Los ojos brillantes y entusiastas de los participantes en la Escuela de Campo Agrícola, donde se aprenden técnicas de cultivo y producción agrícola sostenibles, que siempre nos han recibido en su “finca” y en su hogar con amabilidad y afecto. Sin olvidar las cálidas sonrisas de los estudiantes de Educación Ambiental, su deseo de conocer y cambiar el rumbo a través del intercambio de ideas y el compromiso personal en la protección y conservación de la naturaleza. Aprendo cada día a enfrentar las adversidades con una sonrisa gracias a las personas con las que colaboro. También ellos son víctimas de este contexto tan restrictivo que produce eventos dramáticos en sus vidas y en las de sus seres queridos, pero nunca dejan de dedicarse al prójimo, de enfrentar con ironía la vida aquí que, como nos repiten constantemente, siempre está al límite.

A pesar de todo, me siento afortunada y agradecida por la increíble experiencia que estoy viviendo: estar aquí es una elección muy deseada, que me regala cada día una nueva perspectiva del mundo, me ayuda a conocerme y a superar límites y miedos. Sin duda, desafiante, porque uno se acostumbra a una cotidianidad que muestra sin escrúpulos las injusticias perpetradas, que por un lado da a quien sabe recibir y da belleza a quien sabe verla, pero por otro lado quita vitalidad a esa actitud propositiva sin la cual es imposible ser un apoyo para uno mismo y para los demás.

También por esto encuentro refugio en el viaje, en el descubrimiento de nuevos lugares, culturas y tradiciones: tengo el privilegio de vivir en el país de los cuatro mundos, donde la diversidad desde la naturaleza contagia cada rincón. De todos los paisajes que han encontrado mis ojos hasta ahora, lo que me ha enamorado es la Amazonia. Como escribí al principio, son colinas y montañas que te rodean imponentes y crean vórtices donde los ríos fluyen ininterrumpidamente, chocando a menudo con la roca y dando lugar a cascadas impresionantes que descansan a sus pies. Pero si estás en un autobús en América Latina, el aliento también te lo quitan los caminos en mal estado y los sacudones que te despiertan un poco de la maravilla y te devuelven con los pies en la tierra. La misma tierra donde plantas de diversas especies y tonalidades de verde, en formas y tamaños variados, echan raíces: no puedo dejar de observar y asombrarme ante esas grandes y brillantes hojas verdes que me recuerdan cuánto depende la tierra del agua para crecer tanto. La Amazonia, bosque pluvial por excelencia, es quizás más azul que verde.

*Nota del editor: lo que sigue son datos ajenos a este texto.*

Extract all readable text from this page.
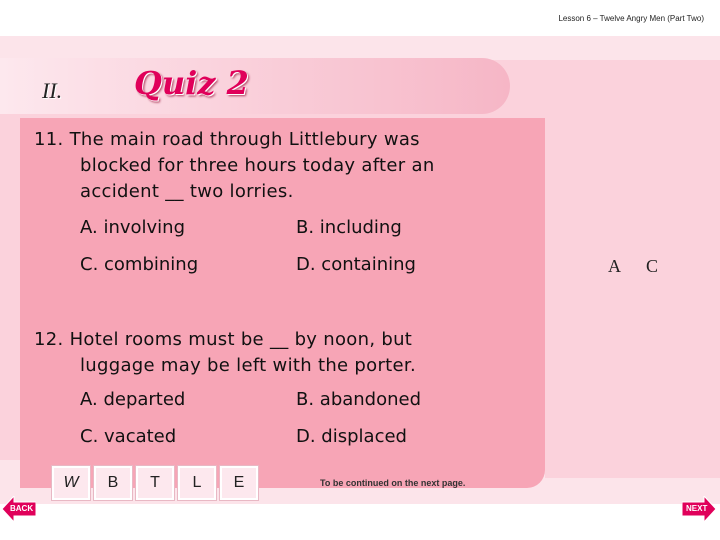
Lesson 6 – Twelve Angry Men (Part Two)
II. Quiz 2
11. The main road through Littlebury was
blocked for three hours today after an
accident __ two lorries.
A. involving	B. including
C. combining	D. containing
12. Hotel rooms must be __ by noon, but
luggage may be left with the porter.
A. departed	B. abandoned
C. vacated	D. displaced
A C
W	B	T	L	E	To be continued on the next page.
BACK	NEXT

De tanto en tanto, un grupo de palafitos desvía mi atención, especialmente cuando en el fondo veo elevarse un majestuoso volcán. No sé cuál de tantos sea, ya que internet está ausente y no puedo verificar en mapas. Intento fotografiarlo, pero nuevamente soy absorbida y escupida por paredes de árboles cuya cima no se distingue, quitando la luz del sol. Me pregunto cómo las comunidades indígenas pueden vivir tan aisladas y a merced de una Naturaleza viva y poderosa, luego pienso que tal vez soy yo quien se siente inútil y pequeña frente a ella, y me doy cuenta de que los sobresaltos que sacuden mi cuerpo también lo hacen con mi alma. Quizás las personas locales no se sientan atrapadas, probablemente han aprendido a convivir con ella, se han adaptado y ahora son tan grandes como ella. La naturaleza sabe dar silencio para buscarte y coraje para comprender tus miedos, esto puede ser muy incómodo y debilitante y debemos en algún momento reconciliarnos si nos encontramos obligados a vivir en ella.

El terror de los precipicios, la sensación de vértigo y el miedo de ahogarse… también en esos torrentes de pensamientos que pueden atraparte en la inseguridad. Pero la Amazonia, día tras día, me enseña que es posible nutrirse de esa inmensidad móvil, a veces transparente, a veces sucia, que con constancia sabe pulir la piedra convirtiéndose en montaña: expresión de grandeza, resistencia y centrado.